The team's ultimate goal is to develop a workshop that will train faculty members at liberal-arts colleges throughout the Northeast to use new technologies to teach writing to students in quantitatively demanding disciplines. This summer's undertaking is essentially a research-and-design project. Ross, Blankenship and Hemmeter will recruit nine to 12 faculty collaborators and four to six student collaborators from Bryn Mawr, Haverford and Swarthmore Colleges; each collaborator will receive a modest stipend. By testing and commenting on several different products, the collaborators will help the project organizers select the most useful tools and design the curriculum for the workshop.
"Their role falls somewhere between researchers and focus group," Ross says of the collaborators. The group will test comment features in Microsoft Word and Adobe Acrobat, as well as tablet PCs and Web-based peer/faculty response software.
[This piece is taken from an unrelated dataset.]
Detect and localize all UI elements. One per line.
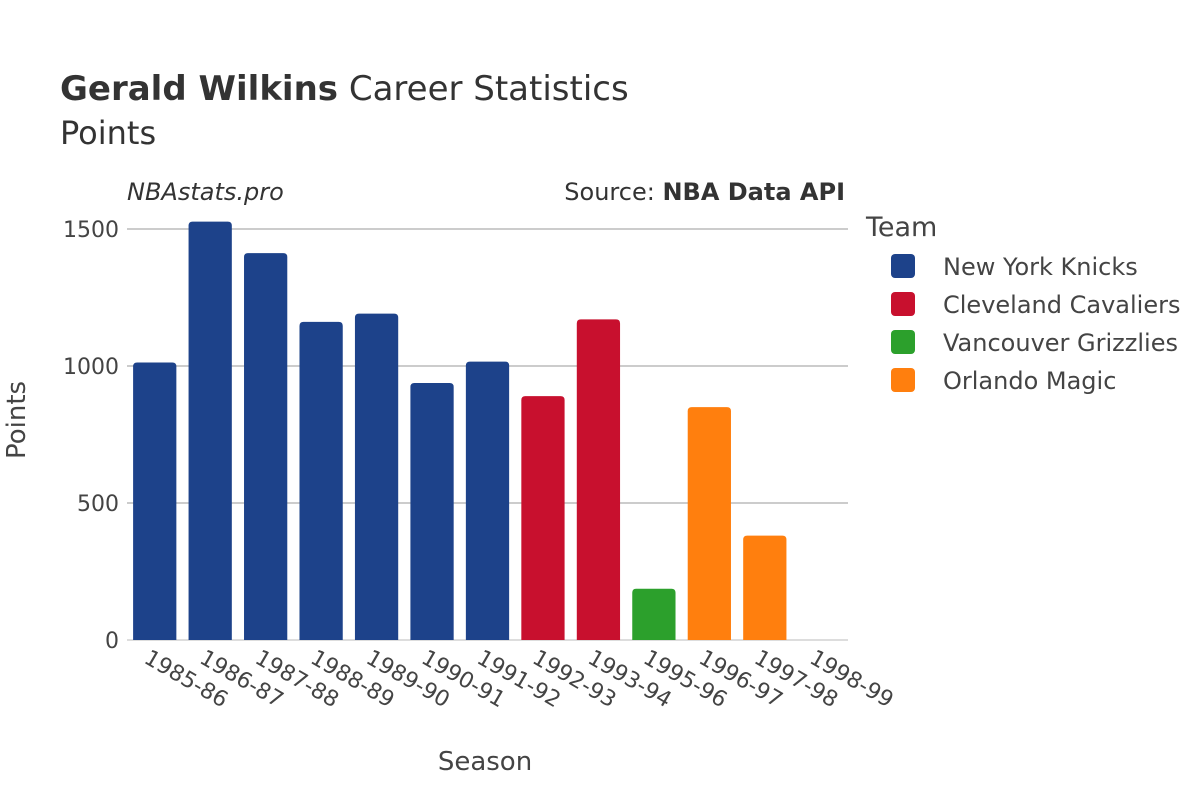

"We'll give some science faculty the chance to test various tools with real student papers," says Blankenship, "and have the students as well as the faculty evaluate the helpfulness and effectiveness of these technologies. We also hope to have a presentation by a nationally known expert on the use of technology to teach composition."
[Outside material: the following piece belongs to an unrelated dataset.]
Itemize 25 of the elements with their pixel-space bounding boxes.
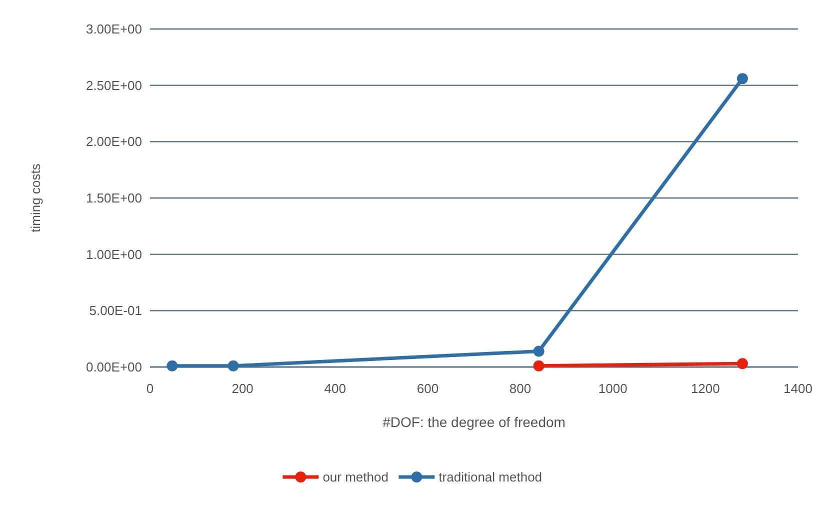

But the project aims for more than just technology training, says Blankenship. "We can present a lot of research showing that focused, specific comments from teachers make better student writers. We'll include discussion of pedagogical strategies as well as instruction in technology that streamlines the implementation of those strategies."
"Writing instruction is always going to be time-intensive," Hemmeter acknowledges. "It's not likely that Bryn Mawr will use the sort of fully computerized writing labs that some larger institutions employ, because one-on-one interaction between faculty and students is the way we teach here. But that doesn't mean that there's no place for technology in writing instruction at Bryn Mawr.
"One of the things we can do to encourage faculty members in quantitative fields to intervene in student writing is to offer some attractive options," Hemmeter adds.
"A lot of the science faculty like technology and enjoy using it," Blankenship notes. "They may find technological solutions more appealing than hauling home a stack of papers and marking them up by hand."
Ross says that his own frustration with the difficulty of teaching students how to write as economists inspired him to undertake the project.
"A lot of students who major in quantitatively demanding disciplines essentially stop getting instruction in writing after they've completed first-year composition courses and divisional requirements," he says, "but the need doesn't end there.
"Students need to learn how to write about numbers and statistics; they need to learn the conventions of their own disciplines," he explains. "Often the first sustained writing project a student undertakes in a quantitative discipline is the senior thesis. There are many technologies that can make it easier for us to give students guidance in disciplinary writing all along the way — we just need to think about the most effective ways to use them."
The Center for Educational Technology, which will fund the project, is located at Middlebury College. It serves 37 liberal-arts colleges that belong to the Middle Atlantic and New England (MANE) branch of the National Institute for Technology and Liberal Education. The project planners hope to offer the workshop to interested faculty from all MANE colleges by summer 2006.